Following Gastar 's reasoning, then, we should read the 2015 interrelatedness provision at issue in this case in conjunction with the 2015 Insuring Agreement, determine what coverage was originally created by that Insuring Agreement, and ask whether the interrelatedness provision narrows that coverage. See Gastar , 412 S.W.3d at 583 ("Each insurance policy must be interpreted according to its own specific provision and coverages. ... [W]e limit our examination to the language of the policy." (citations omitted)). The 2015 Insuring Agreement reads:

"if a Claim for a Wrongful Act is first made against any Insured Person during the Policy Period and reported in accordance with [the notice requirements], the Insurer will pay on behalf of such Insured Person all Loss such Insured Person is legally obligated to pay."

(emphasis added). "Policy period" is then defined as "the period beginning at the inception date and ending at the expiration date stated in Item 2. of the Declarations Page," which in turn designates the Policy Period as "from 12/31/2014 to 12/31/2015 12:01 AM Standard Time at the Insureds address." See Gastar , 412 S.W.3d at 583 ("[W]hen an insurance policy defines its terms, those definitions control." (citing Evanston Ins. Co v. Legacy of Life, Inc. , 370 S.W.3d 377, 380 (Tex. 2012) )). The 2015 Insuring Agreement, then, covers claims made and timely reported during the defined Policy Period, from December 2014 through December 2015. The 2015 claim falls under this definition.

However, because of the effect of the interrelatedness provision, the 2015 policy does not cover the 2015 claim. Instead, the claim is only eligible for coverage under the terms of the predecessor 2014 policy. Maj. at 370-71 ("Relying on the 2015 interrelatedness provision, RSUI deemed all the employment claims to be a single claim that were controlled by the 2014 policy."). "In other words, but for the operation of [the interrelatedness provision] deeming the later Claim to have been made prior to the Policy Period"-defined in the contract as "12/31/2014 to 12/31/2015"-"the insurers would be liable for covering the [ ] [c]laim under the Insuring Agreement." See Gastar , 412 S.W.3d at 584. Because the interrelatedness provision means that the 2015 policy no longer covers a claim made during the designated Policy Period as it otherwise would under the Insuring Agreement, the "coverage originally created by [the 2015] Insuring Agreement" has been narrowed. As in Gastar , it is irrelevant whether the claim is or is not covered under an earlier policy-the only pertinent question is whether the interrelatedness provision excludes the claim from coverage under the 2015 policy. Under Gastar , the *3782015 interrelatedness provision is an exclusion.
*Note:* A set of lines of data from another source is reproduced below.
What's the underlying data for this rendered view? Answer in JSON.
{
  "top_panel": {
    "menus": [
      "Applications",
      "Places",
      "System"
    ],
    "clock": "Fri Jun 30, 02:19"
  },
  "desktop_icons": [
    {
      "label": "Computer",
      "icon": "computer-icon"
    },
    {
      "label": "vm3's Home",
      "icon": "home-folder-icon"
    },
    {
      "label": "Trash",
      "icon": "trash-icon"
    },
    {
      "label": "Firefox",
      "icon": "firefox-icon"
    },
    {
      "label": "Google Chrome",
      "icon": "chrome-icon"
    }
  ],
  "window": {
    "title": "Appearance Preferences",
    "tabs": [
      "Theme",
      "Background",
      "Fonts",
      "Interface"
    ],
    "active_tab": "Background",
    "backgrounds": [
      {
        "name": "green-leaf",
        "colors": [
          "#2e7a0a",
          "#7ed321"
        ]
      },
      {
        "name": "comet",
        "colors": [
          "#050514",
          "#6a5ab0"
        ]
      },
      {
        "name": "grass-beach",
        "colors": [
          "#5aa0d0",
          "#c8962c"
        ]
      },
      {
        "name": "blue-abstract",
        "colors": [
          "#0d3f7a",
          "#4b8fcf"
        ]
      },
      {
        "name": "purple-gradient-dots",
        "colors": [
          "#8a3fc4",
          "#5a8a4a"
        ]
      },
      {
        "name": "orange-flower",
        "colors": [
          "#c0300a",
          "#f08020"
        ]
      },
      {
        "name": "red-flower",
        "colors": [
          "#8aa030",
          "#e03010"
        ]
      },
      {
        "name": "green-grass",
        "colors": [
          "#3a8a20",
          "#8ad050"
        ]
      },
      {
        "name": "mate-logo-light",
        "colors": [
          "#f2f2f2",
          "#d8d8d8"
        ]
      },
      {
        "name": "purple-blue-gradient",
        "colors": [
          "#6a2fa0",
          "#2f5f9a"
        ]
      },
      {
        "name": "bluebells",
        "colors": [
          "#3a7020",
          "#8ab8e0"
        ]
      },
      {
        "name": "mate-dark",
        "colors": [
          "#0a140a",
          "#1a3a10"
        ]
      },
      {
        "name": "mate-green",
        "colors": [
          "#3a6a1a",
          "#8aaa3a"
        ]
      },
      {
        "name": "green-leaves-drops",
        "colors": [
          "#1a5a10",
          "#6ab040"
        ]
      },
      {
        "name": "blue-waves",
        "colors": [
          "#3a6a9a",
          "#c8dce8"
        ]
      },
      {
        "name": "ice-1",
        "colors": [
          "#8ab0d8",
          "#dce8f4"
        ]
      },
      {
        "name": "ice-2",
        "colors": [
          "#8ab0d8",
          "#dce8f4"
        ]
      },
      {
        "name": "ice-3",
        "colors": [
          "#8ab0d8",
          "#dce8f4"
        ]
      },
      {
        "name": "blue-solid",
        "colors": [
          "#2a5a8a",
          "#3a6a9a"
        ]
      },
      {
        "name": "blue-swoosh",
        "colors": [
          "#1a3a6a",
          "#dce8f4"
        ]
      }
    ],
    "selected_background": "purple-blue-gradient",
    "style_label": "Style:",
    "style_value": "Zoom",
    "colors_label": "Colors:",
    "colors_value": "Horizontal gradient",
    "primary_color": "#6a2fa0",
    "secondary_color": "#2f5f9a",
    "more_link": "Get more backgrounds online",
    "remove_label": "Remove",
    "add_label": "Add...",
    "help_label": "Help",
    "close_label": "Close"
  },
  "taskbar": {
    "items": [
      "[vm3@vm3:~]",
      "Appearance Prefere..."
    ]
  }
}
Once we establish that the interrelatedness provision here is just as much an exclusion as the corresponding condition in Gastar , it becomes clear that these cases are materially indistinguishable. While the 2015 interrelatedness provision excludes claims from coverage under the 2015 policy if they relate to claims brought before December 2014, the Endorsement only excludes claims if they are related to claims from before December 2012. Accordingly, as in Gastar , the interrelatedness provision "renders [the] Endorsement [ ] meaningless because any 'Claims' that would be excluded from coverage by [the] Endorsement would already be excluded by operation of [the interrelatedness provision]." Gastar , 412 S.W.3d at 584. As in Gastar , the provisions "conflict or at best, when read together, create an ambiguity." Id. And "[w]hen provisions in an insurance contract conflict, a court must adopt the interpretation that most favors coverage for the insured." Id. (citations omitted).

For these reasons, I respectfully dissent.